13. The method of claim 10, wherein at least two disparate entities successively perform the determination, partitioning, and assignment of new signatures.

14. The method of claim 13, wherein the entities are maintaining databases.

15. The method of claim 13, wherein the collection of data for at least one entity is different.

16. The method of claim 13, wherein the collection of data for at least one entity is equivalent but not identical.

17. The method of claim 10, wherein each new signature has a first element that identifies a respective chunk and a second element is a digest of the respective chunk.

18. The method of claim 17, wherein the digest is a cyclical redundancy check (CRC).

19. The method of claim 17, wherein the digest is a digital signature.

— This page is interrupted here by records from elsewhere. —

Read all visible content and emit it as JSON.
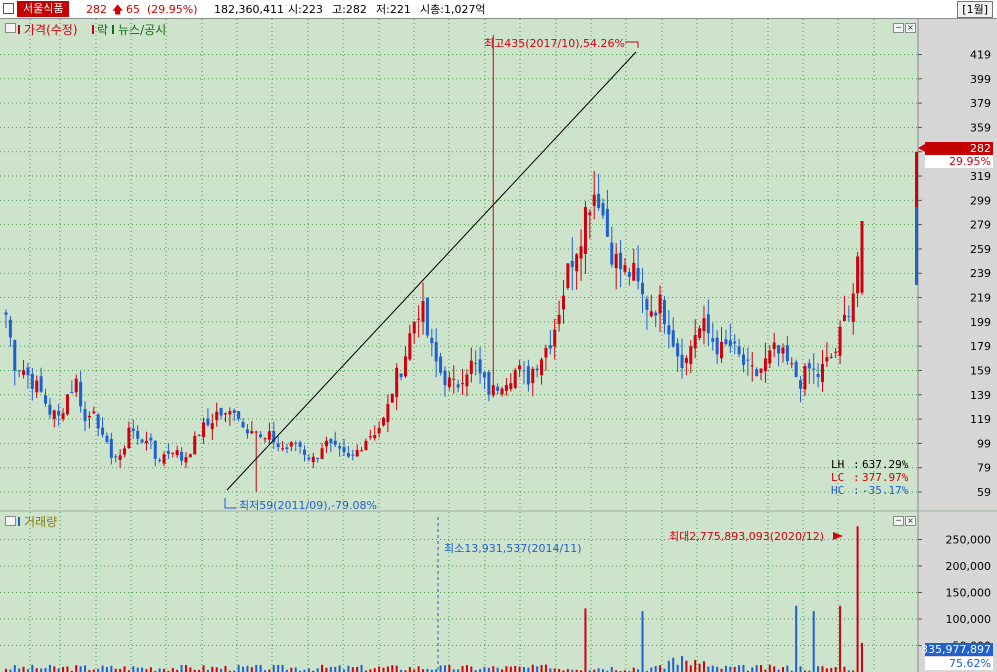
{
  "header": {
    "stock_name": "서울식품",
    "price": "282",
    "change": "65",
    "change_pct": "(29.95%)",
    "volume": "182,360,411",
    "open": "시:223",
    "high": "고:282",
    "low": "저:221",
    "market_cap": "시총:1,027억",
    "period": "[1월]"
  },
  "price_pane": {
    "legend": [
      "가격(수정)",
      "락",
      "뉴스/공시"
    ],
    "max_label": "최고435(2017/10),54.26%",
    "min_label": "최저59(2011/09),-79.08%",
    "current_price_tag": "282",
    "current_pct_tag": "29.95%",
    "stats": [
      {
        "key": "LH",
        "sep": ":",
        "value": "637.29%",
        "color": "#000000"
      },
      {
        "key": "LC",
        "sep": ":",
        "value": "377.97%",
        "color": "#d00000"
      },
      {
        "key": "HC",
        "sep": ":",
        "value": "-35.17%",
        "color": "#1f5fd0"
      }
    ]
  },
  "volume_pane": {
    "legend": "거래량",
    "max_label": "최대2,775,893,093(2020/12)",
    "min_label": "최소13,931,537(2014/11)",
    "current_volume_tag": "335,977,897",
    "current_pct_tag": "75.62%"
  },
  "colors": {
    "up": "#d0000f",
    "down": "#1f5fd0",
    "bg": "#cde3cc",
    "grid": "#4a9a4a",
    "axis_bg": "#d6d6d6"
  },
  "chart_data": [
    {
      "type": "candlestick",
      "ylim": [
        50,
        432
      ],
      "y_ticks": [
        59,
        79,
        99,
        119,
        139,
        159,
        179,
        199,
        219,
        239,
        259,
        279,
        299,
        319,
        339,
        359,
        379,
        399,
        419
      ],
      "extrema": {
        "high": 435,
        "low": 59
      },
      "close_path": [
        205,
        165,
        160,
        150,
        140,
        125,
        120,
        140,
        150,
        115,
        130,
        100,
        90,
        85,
        115,
        100,
        105,
        85,
        90,
        95,
        85,
        95,
        110,
        115,
        125,
        120,
        130,
        110,
        115,
        100,
        105,
        95,
        95,
        100,
        90,
        85,
        100,
        95,
        90,
        85,
        95,
        105,
        110,
        120,
        150,
        165,
        195,
        215,
        180,
        160,
        150,
        145,
        160,
        165,
        150,
        140,
        150,
        155,
        160,
        150,
        165,
        175,
        190,
        220,
        250,
        270,
        300,
        310,
        275,
        250,
        240,
        240,
        220,
        210,
        215,
        200,
        175,
        165,
        190,
        195,
        185,
        175,
        180,
        170,
        160,
        155,
        165,
        175,
        170,
        160,
        150,
        160,
        155,
        165,
        175,
        200,
        225,
        282
      ]
    },
    {
      "type": "bar",
      "series": [
        {
          "name": "거래량",
          "unit": "shares"
        }
      ],
      "ylim": [
        0,
        290000000
      ],
      "y_ticks": [
        "50,000",
        "100,000",
        "150,000",
        "200,000",
        "250,000"
      ],
      "extrema": {
        "max": 2775893093,
        "min": 13931537
      }
    }
  ]
}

20. The method of claim 17, wherein the digest is a domain specific digital signature.

21. The method of claim 20, the signature is comprised of a signature that incorporates at least one lower level data chunk signature with at least one higher level data chunk signature.

22. The method of claim 10, further comprising:

correcting the non-matching records and/or data via conflict resolution.

23. The method of claim 22, wherein the conflict resolution is based on random decision.

24. The method of claim 22, wherein the conflict resolution is based on manual intervention.

25. The method of claim 22, wherein the conflict resolution utilizes a repair function that handles data that is not identical.

26. A system that facilitates data discrepancy determination, comprising:

means for partitioning a data set at various levels of a hierarchical data structure;

means for digesting at least one partition of a data set;

means for determining at least one data signature of at least one digested data partition; and

means for comparing a data digest signature with at least one other data digest signature to ascertain if mismatched data exists, the other data digest signature representative of data that a user desires to be equivalent to data associated with the data digest signature.

27. A data packet, transmitted between two or more computer components, that facilitates data discrepancy determination, the data packet comprising, at least in part, information relating to a data discrepancy determination system that utilizes, at least in part, at least one data signature representative of at least one data partition based, at least in part, on a hierarchical structure of a data set and utilized in an iterative process to isolate mismatched data.

28. A computer readable medium having stored thereon computer executable components of the system of claim 1.

29. A device employing the method of claim 10 comprising at least one selected from the group consisting of a computer, a server, and a handheld electronic device.

30. A device employing the system of claim 1 comprising at least one selected from the group consisting of a computer, a server, and a handheld electronic device.